Face à ce geste prodigieux de Jésus qui, avec cinq pains et deux poissons, nourrit des milliers de personnes, tous l’acclament et veulent le porter en triomphe, le faire roi. Mais quand il explique lui-même que ce geste est le signe de son sacrifice, c’est-à-dire du don de sa vie, de sa chair et de son sang, et que celui qui veut le suivre doit L’assimiler, assimiler son humanité donnée pour Dieu et pour les autres, alors cela ne plaît pas, ce Jésus nous met en crise. Nous devons d’ailleurs nous préoccuper s’il ne nous met pas en crise, car nous avons peut-être édulcoré son message! Et demandons la grâce de nous laisser provoquer et convertir par ses «paroles de vie éternelle». (Angelus, 22 août 2021)En ces jours-là,
l’Église était en paix
dans toute la Judée, la Galilée et la Samarie ;
elle se construisait
et elle marchait dans la crainte du Seigneur ;
réconfortée par l’Esprit Saint,
elle se multipliait.
Or, il arriva que Pierre, parcourant tout le pays,
se rendit aussi chez les fidèles qui habitaient Lod.
Il y trouva un homme du nom d’Énéas,
alité depuis huit ans parce qu’il était paralysé.
Pierre lui dit :
« Énéas, Jésus Christ te guérit,
lève-toi et fais ton lit toi-même. »
Et aussitôt il se leva.
Alors tous les habitants de Lod et de la plaine de Sarone
purent le voir,
et ils se convertirent en se tournant vers le Seigneur.
Il y avait aussi à Jaffa
une femme disciple du Seigneur nommée Tabitha,
ce qui se traduit : Dorcas (c’est-à-dire : Gazelle).
Elle était riche des bonnes œuvres et des aumônes qu’elle faisait.
Or, il arriva en ces jours-là
qu’elle tomba malade et qu’elle mourut.
Après la toilette funèbre,
on la déposa dans la chambre haute.
Comme Lod est près de Jaffa,
les disciples, apprenant que Pierre s’y trouvait,
lui envoyèrent deux hommes avec cet appel :
« Viens chez nous sans tarder. »
Pierre se mit en route avec eux.
À son arrivée on le fit monter à la chambre haute.
Toutes les veuves en larmes s’approchèrent de lui ;
elles lui montraient les tuniques et les manteaux
confectionnés par Dorcas
quand celle-ci était avec elles.
Pierre mit tout le monde dehors ;
il se mit à genoux et pria ;
puis il se tourna vers le corps, et il dit :
« Tabitha, lève-toi ! »
Elle ouvrit les yeux et, voyant Pierre,
elle se redressa et s’assit.
Pierre, lui donnant la main, la fit lever.
Puis il appela les fidèles et les veuves
et la leur présenta vivante.
La chose fut connue dans toute la ville de Jaffa,
et beaucoup crurent au Seigneur.

Parole du Seigneur.

EVANGILE

« Ma chair est la vraie nourriture, et mon sang est la vraie boisson » (Jn 6, 51-69)

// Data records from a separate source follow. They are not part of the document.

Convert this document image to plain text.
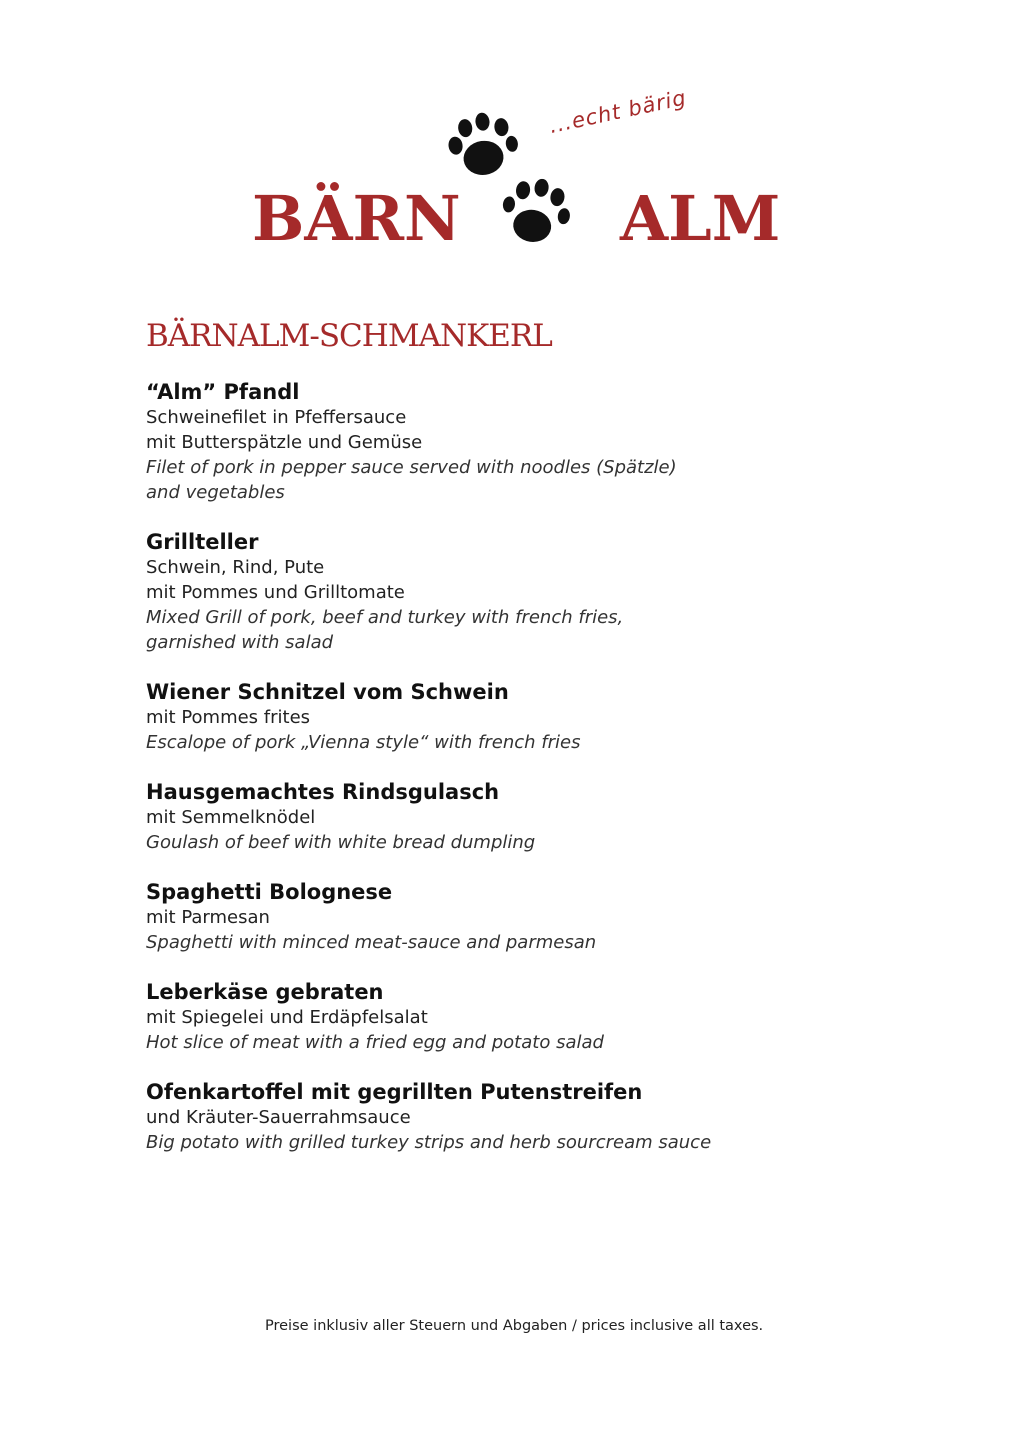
BÄRN	ALM
...echt bärig
BÄRNALM-SCHMANKERL
“Alm” Pfandl
Schweinefilet in Pfeffersauce
mit Butterspätzle und Gemüse
Filet of pork in pepper sauce served with noodles (Spätzle)
and vegetables
Grillteller
Schwein, Rind, Pute
mit Pommes und Grilltomate
Mixed Grill of pork, beef and turkey with french fries,
garnished with salad
Wiener Schnitzel vom Schwein
mit Pommes frites
Escalope of pork „Vienna style“ with french fries
Hausgemachtes Rindsgulasch
mit Semmelknödel
Goulash of beef with white bread dumpling
Spaghetti Bolognese
mit Parmesan
Spaghetti with minced meat-sauce and parmesan
Leberkäse gebraten
mit Spiegelei und Erdäpfelsalat
Hot slice of meat with a fried egg and potato salad
Ofenkartoffel mit gegrillten Putenstreifen
und Kräuter-Sauerrahmsauce
Big potato with grilled turkey strips and herb sourcream sauce
Preise inklusiv aller Steuern und Abgaben / prices inclusive all taxes.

Évangile de Jésus Christ selon Saint Jean

En ce temps là, Jésus disait à ses disciples,
Moi, je suis le pain vivant, qui est descendu du ciel : si quelqu’un mange de ce pain, il vivra éternellement. Le pain que je donnerai, c’est ma chair, donnée pour la vie du monde. »
Les Juifs se querellaient entre eux : « Comment celui-là peut-il nous donner sa chair à manger ? »
Jésus leur dit alors : « Amen, amen, je vous le dis : si vous ne mangez pas la chair du Fils de l’homme, et si vous ne buvez pas son sang, vous n’avez pas la vie en vous.
Celui qui mange ma chair et boit mon sang a la vie éternelle ; et moi, je le ressusciterai au dernier jour.
En effet, ma chair est la vraie nourriture, et mon sang est la vraie boisson.
Celui qui mange ma chair et boit mon sang demeure en moi, et moi, je demeure en lui.
De même que le Père, qui est vivant, m’a envoyé, et que moi je vis par le Père, de même celui qui me mange, lui aussi vivra par moi.
Tel est le pain qui est descendu du ciel : il n’est pas comme celui que les pères ont mangé. Eux, ils sont morts ; celui qui mange ce pain vivra éternellement. »
Voilà ce que Jésus a dit, alors qu’il enseignait à la synagogue de Capharnaüm.
Beaucoup de ses disciples, qui avaient entendu, déclarèrent : « Cette parole est rude ! Qui peut l’entendre ? »
Jésus savait en lui-même que ses disciples récriminaient à son sujet. Il leur dit : « Cela vous scandalise ?
Et quand vous verrez le Fils de l’homme monter là où il était auparavant !…
C’est l’esprit qui fait vivre, la chair n’est capable de rien. Les paroles que je vous ai dites sont esprit et elles sont vie.
Mais il y en a parmi vous qui ne croient pas. » Jésus savait en effet depuis le commencement quels étaient ceux qui ne croyaient pas, et qui était celui qui le livrerait.
Il ajouta : « Voilà pourquoi je vous ai dit que personne ne peut venir à moi si cela ne lui est pas donné par le Père. »
À partir de ce moment, beaucoup de ses disciples s’en retournèrent et cessèrent de l’accompagner.
Alors Jésus dit aux Douze : « Voulez-vous partir, vous aussi ? »
Simon-Pierre lui répondit : « Seigneur, à qui irions-nous ? Tu as les paroles de la vie éternelle.
Quant à nous, nous croyons, et nous savons que tu es le Saint de Dieu. »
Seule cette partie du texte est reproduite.